17. Modification or Amendment; No amendment, change or modification of this Agreement shall be valid unless in writing signed by the parties hereto.

 

18. Entire Understanding; This document and any exhibit attached constitute the entire understanding and agreement of the parties, and any and all prior agreements, understandings, and representations are hereby terminated and canceled in their entirety and are of no further force and effect.

 

19. Unenforceability of Provisions; If any provision of this Agreement, or any portion thereof, is held to be invalid and unenforceable, then the remainder of this Agreement shall nevertheless remain in full force and effect.

 

 
 

 

IN WITNESS WHEREOF the undersigned have executed this Agreement as of the day and year first written above.

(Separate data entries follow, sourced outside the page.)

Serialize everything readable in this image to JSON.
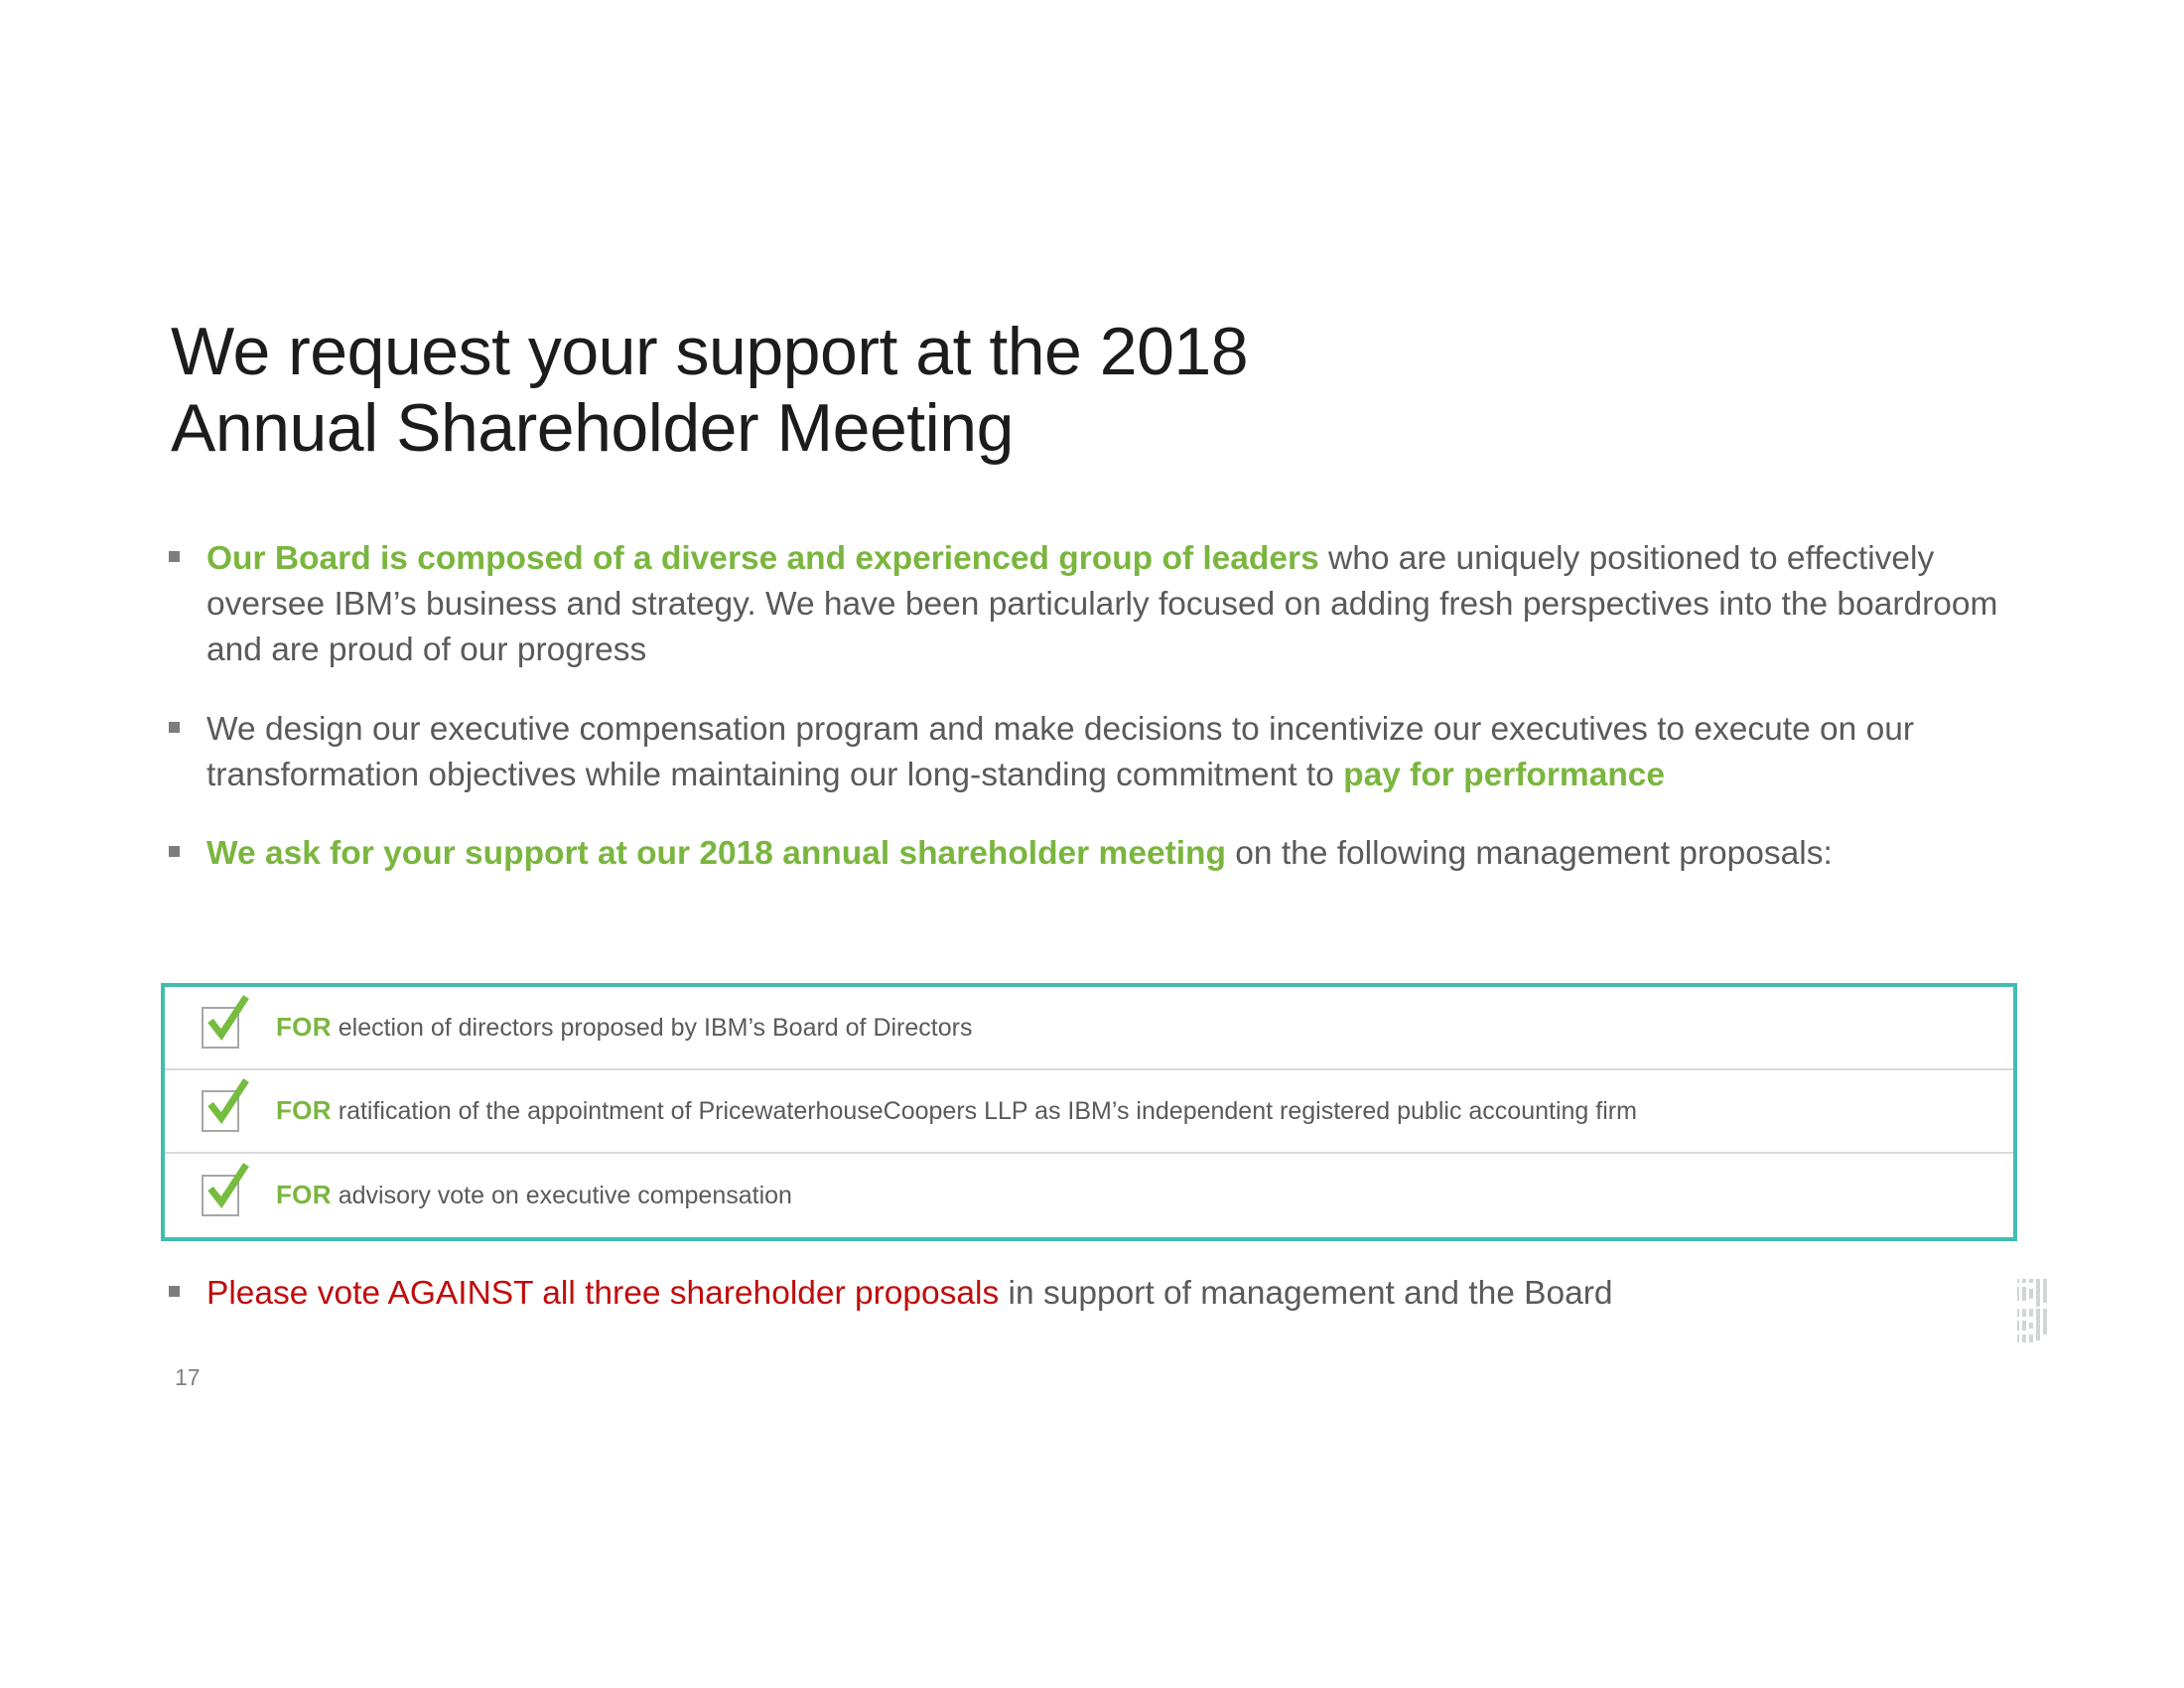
{
  "slide": {
    "page_number": "17",
    "logo": "ibm-logo",
    "colors": {
      "accent_green": "#7ab63f",
      "accent_red": "#c00c0c",
      "table_border_teal": "#41bdb0",
      "body_gray": "#5a5a5a",
      "logo_gray": "#d2d5d8"
    }
  },
  "title": {
    "line1": "We request your support at the 2018",
    "line2": "Annual Shareholder Meeting"
  },
  "bullets": [
    {
      "id": "bullet-board-composition",
      "bold_green": "Our Board is composed of a diverse and experienced group of leaders",
      "rest": " who are uniquely positioned to effectively oversee IBM’s business and strategy. We have been particularly focused on adding fresh perspectives into the boardroom and are proud of our progress"
    },
    {
      "id": "bullet-executive-compensation",
      "lead": "We design our executive compensation program and make decisions to incentivize our executives to execute on our transformation objectives while maintaining our long-standing commitment to ",
      "bold_green": "pay for performance"
    },
    {
      "id": "bullet-support-request",
      "bold_green": "We ask for your support at our 2018 annual shareholder meeting",
      "rest": " on the following management proposals:"
    }
  ],
  "proposals": {
    "rows": [
      {
        "checked": true,
        "vote": "FOR",
        "text": " election of directors proposed by IBM’s Board of Directors"
      },
      {
        "checked": true,
        "vote": "FOR",
        "text": " ratification of the appointment of PricewaterhouseCoopers LLP as IBM’s independent registered public accounting firm"
      },
      {
        "checked": true,
        "vote": "FOR",
        "text": " advisory vote on executive compensation"
      }
    ]
  },
  "final_bullet": {
    "id": "bullet-vote-against",
    "red": "Please vote AGAINST all three shareholder proposals",
    "rest": " in support of management and the Board"
  }
}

The parties hereto agree that facsimile signatures shall be as effective as if originals.

 

Soluna Holdings, Inc.   David Michaels
         
By: /s/   By: /s/
Date:     Date:   
President & CEO      

 

 
 

 

SCHEDULE A

 

DUTIES, TERM, AND COMPENSATION

 

DUTIES: The Consultant will perform all duties typically required of a Chief Financial Officer, including, but not limited to accounting oversight, preparation of quarterly and annual financial statements to be filed with the SEC, filings required on Forms 8-K and such other filings as may be required and coordination with SHI’s independent public accountants with respect to quarterly reviews and annual audits, participate in meetings with shareholders, potential investors and securities analysts, and in conjunction with the Company’s principal accounting officer supervise the members of the Company’s finance team.

 

He will report directly to the CEO and to any other party designated in connection with the performance of the duties under this Agreement and shall fulfill any other duties reasonably requested by the Company and agreed to by the Consultant.

 

TERM: This engagement shall commence upon execution of this Agreement and shall continue in full force and effect for a period of four months. The agreement may only be extended thereafter by mutual agreement, unless terminated earlier by operation of and in accordance with this Agreement.

 

COMPENSATION: As compensation for the services rendered pursuant to this Agreement, Company shall pay Consultant $25,000 per month, paid in arrears.